Again, I'd argue, put it on the taxes, and when they show the house- invite the kids in the cul-de-sac who normally play road hockey to the nearest Odeon theatre for a matinee show, and spend the saved money on a home "stager" who will place bags of potpourri strategically through your pantry to maximize NPV (or "karma" as they may call it)...etc,

"the right thing for me to do is to minimise the stress on the global financial system, so I should just pay the $6,050!"

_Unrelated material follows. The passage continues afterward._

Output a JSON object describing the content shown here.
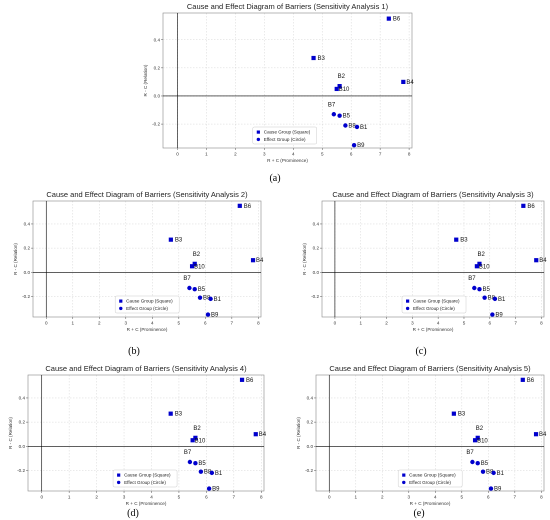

Hilarious - only an economist would say this. I wholeheartedly agree with this sentiment. Given an option, I always try to pick the simpler option if the terms of the agreement are fairly neutral either way.

Nick Rowe,
Very interesting post.
In my own work regarding the public vs the private paradigm I have concluded that a public transaction of occurence or the publicity process has different dynamics than a private transaction of occurence or the privacy process. A public transaction orientation is engaged by civic units sharing common attributes/rights formed by symbiosis of parts of occurence or occurences in a community setting. They are triggered by the incentive of duty in solidarity among civic units and in cooperation among common attributes.Common attributes is the result of a mutual arrangement of symbiotic relationships.
A private transaction orientation is engaged by shelf units trading proprietary attributes/rights formed by osmosis of parts of occurence or occurences in a market setting. They are triggered by the incentive of interest in competition among shelf or private units and in synergy among proprietary attributes.Proprietary attributes is the result of a lateral arrangement of osmotic relationships.
Every transaction is the joint manifestation of privacy and publicity processes differing in relative intensity conditioned by the regime situation that favors either common or proprietary attributes/rights.

For example a transaction can be more of a work/reward process/feedback or a donation/grace process/feedback. The difference in dynamics shows that we must analyse transactions taking into consideration the relevant incentives and forces that operate upon the transaction.

20? 25?

Interesting you used the example of a road, since that's what Frank Knight argued against Pigou in "Some fallacies in the interpretation of social cost".